»I had this naive faith [in] the internet«: Sociologist Richard Sennett on the failure of Barack Obama’s political crowdfunding

Richard Sennett photographed during a lecture in 2010 (CC-photo by rubra; Ars Electronica, via wikimedia)

Sociologist Richard Sennett spoke at the Literaturhaus Hamburg today to present his new book Together (or Zusammenarbeit, as it is called in German). I liked much of what Sennett had to say about the nature of cooperation. However, I thought the most interesting moment in his talk was when somebody in the audience asked what Sennett thought about the upcoming US elections.

Richard Sennett criticized how independent of party, US politicians are dependent on campaign contributions and how these contributions tend to come from special interest groups hoping to influence policy.

(As an americanophile European, I found This American Life’s recent radio show about campaign finance quite helpful to grasp the extent of this phenomenon.)

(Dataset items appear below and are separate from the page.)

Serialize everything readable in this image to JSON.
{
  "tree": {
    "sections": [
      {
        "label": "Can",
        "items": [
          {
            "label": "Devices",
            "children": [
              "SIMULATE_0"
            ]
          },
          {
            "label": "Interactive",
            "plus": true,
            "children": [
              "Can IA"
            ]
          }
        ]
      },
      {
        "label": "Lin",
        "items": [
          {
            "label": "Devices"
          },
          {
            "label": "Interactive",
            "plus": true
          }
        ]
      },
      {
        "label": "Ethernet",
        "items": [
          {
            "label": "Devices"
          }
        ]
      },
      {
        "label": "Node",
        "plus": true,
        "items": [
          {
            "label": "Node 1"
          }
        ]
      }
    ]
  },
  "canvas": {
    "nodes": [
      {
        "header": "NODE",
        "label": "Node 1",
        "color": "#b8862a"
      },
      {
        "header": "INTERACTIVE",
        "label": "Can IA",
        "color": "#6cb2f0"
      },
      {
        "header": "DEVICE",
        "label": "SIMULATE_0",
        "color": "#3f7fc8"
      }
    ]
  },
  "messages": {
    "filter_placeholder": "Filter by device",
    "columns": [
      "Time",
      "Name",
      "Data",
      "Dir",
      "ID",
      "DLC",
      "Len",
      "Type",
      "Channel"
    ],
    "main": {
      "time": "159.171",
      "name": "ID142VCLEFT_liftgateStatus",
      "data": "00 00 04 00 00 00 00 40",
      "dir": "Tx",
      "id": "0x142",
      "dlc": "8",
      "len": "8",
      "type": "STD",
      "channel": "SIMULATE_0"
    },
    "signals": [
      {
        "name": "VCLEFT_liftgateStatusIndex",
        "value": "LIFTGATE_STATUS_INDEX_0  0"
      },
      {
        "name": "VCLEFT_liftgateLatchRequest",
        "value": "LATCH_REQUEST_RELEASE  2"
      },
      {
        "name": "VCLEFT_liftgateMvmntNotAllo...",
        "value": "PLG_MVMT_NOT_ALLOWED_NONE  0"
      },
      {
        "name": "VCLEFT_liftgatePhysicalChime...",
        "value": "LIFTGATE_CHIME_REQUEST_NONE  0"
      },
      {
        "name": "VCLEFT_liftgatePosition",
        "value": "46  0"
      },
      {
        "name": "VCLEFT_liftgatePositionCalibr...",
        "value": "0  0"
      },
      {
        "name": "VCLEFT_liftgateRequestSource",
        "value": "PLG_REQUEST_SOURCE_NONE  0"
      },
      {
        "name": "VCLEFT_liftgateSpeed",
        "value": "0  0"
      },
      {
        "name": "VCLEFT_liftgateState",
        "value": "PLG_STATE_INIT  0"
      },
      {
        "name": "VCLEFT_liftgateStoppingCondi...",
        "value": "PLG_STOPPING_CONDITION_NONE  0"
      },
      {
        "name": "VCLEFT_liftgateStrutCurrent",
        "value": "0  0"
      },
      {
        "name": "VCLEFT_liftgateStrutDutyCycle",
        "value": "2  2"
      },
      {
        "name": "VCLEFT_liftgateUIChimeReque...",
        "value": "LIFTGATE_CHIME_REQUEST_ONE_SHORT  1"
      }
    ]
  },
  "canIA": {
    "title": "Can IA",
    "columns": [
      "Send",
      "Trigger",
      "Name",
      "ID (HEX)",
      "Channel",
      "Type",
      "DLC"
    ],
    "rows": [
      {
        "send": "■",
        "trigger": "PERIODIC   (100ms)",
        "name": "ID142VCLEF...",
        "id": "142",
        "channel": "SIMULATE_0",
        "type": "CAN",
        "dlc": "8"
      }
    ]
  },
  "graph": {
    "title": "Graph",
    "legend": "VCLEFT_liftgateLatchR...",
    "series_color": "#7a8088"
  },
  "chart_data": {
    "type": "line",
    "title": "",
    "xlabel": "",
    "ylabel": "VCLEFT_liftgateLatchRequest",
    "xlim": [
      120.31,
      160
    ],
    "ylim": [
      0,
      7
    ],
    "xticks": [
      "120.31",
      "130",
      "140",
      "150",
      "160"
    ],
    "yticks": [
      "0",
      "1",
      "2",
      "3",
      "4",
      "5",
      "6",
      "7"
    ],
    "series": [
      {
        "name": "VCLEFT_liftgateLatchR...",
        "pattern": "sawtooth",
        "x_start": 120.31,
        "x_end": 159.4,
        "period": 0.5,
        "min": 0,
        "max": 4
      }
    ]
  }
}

Sennett also pointed out that he had been part of the Obama campaign four years ago. Back then, Barack Obama was highly critical of lobbyists and special interests. What is more, quite a few people were excited about Obama’s ability to raise large amounts of tiny sums of money from voters and supporters, say, ten or twenty dollars each.

Richard Sennett, like others, seems to have hoped that this kind of political crowdfunding might replace campaign contributions by corporations or unions and help make politics responsive to the people, not the lobbyists.

Yet after doing the math once the campaign was over, Sennett said he found that only 7 % of the money raised by the Obama campaign came from small donors – a number that is small enough to shatter techno-utopian hopes.

»I had this naive faith of the internet setting us free from corruption«, Sennett said.

However, the system is broken, he said, without a solution in sight.